Die Bundesprüfstelle für jugendgefährdende Medien hat das Produkt mittlerweile indiziert und es damit gleichsam zu Bückware erklärt. Der in dem Lied erwähnte Klaus Wowereit hat Bushido angezeigt. Und ein seltsam anmutender Chor aus Heino, Innenminister Friedrich, Volker Beck und weiteren mehr oder weniger qualifizierten Stimmen fordert Konsequenzen für die Grenzüberschreitung.
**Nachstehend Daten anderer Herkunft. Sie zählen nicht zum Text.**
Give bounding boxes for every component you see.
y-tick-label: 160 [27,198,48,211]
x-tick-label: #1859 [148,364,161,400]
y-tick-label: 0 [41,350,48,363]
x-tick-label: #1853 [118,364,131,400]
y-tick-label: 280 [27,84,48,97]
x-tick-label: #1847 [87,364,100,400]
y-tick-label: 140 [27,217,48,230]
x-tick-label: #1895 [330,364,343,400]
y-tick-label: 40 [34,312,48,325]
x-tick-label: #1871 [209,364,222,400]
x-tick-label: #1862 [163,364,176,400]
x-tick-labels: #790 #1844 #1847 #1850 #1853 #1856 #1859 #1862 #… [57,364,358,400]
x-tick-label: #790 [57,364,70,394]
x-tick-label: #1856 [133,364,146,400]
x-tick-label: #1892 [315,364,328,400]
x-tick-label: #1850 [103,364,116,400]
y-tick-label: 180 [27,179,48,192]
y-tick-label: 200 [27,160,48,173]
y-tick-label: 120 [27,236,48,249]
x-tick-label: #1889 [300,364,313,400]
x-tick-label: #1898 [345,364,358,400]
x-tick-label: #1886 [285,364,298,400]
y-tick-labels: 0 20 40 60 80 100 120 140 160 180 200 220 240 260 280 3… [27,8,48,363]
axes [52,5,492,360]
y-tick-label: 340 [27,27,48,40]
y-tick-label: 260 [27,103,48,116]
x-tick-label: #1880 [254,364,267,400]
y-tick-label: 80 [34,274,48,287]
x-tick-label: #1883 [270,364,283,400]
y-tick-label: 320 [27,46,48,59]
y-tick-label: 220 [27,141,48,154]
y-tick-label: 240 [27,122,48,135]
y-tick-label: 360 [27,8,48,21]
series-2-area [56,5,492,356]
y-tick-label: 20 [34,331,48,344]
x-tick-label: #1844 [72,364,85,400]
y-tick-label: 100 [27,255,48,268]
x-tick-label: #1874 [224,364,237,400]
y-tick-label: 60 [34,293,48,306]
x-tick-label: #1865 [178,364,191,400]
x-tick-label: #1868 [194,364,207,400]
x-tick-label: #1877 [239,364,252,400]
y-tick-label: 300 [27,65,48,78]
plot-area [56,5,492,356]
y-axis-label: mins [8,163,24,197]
Zugegeben: Besonders einfallsreich ist es nicht, über das Töten und über schwule Praktiken in einem Vokabular zu dichten, das vom Duden als „derb“ oder „vulgär“ bezeichnet wird. Allerdings gehört solches Wühlen im verbalen Giftschrank zur lex artis des Diskurstyps „Gangsta-Rap“. Anders formuliert: Wenn es einen Vorwurf zu erheben gilt, dann sollte er nicht an Bushido gerichtet werden, jedenfalls nicht nur, sondern auch an die Art Musik, die er betreibt.

Geradezu naiv erscheint vor diesem Hintergrund, was Fatma Aydemir in der TAZ verlautbart:
[Bushido] richtet sich ausgerechnet gegen jene Teile des Politikbetriebs, die selbst marginalisierte Gruppen repräsentieren: ein Migrant, eine Frau und ein Homosexueller. Der Sprung zum Nazirock ist von hier aus wirklich nicht mehr weit. 
Wo sie doch bereits am Anfang ihres Artikels Folgendes erkennt:
Das mit Rap, insbesondere mit Gangsta-Rap sozialisierte Publikum kriegt wegen Bushido sicherlich keine Mordgelüste gegen Claudia Roth, Klaus Wowereit oder Serkan Tören. Dieses Musikgenre, in dem metaphorisch andauernd irgendwer erschossen oder gef[...]t wird, zeichnet sich doch gerade durch seinen vehementen Widerstand gegen Political Correctness aus.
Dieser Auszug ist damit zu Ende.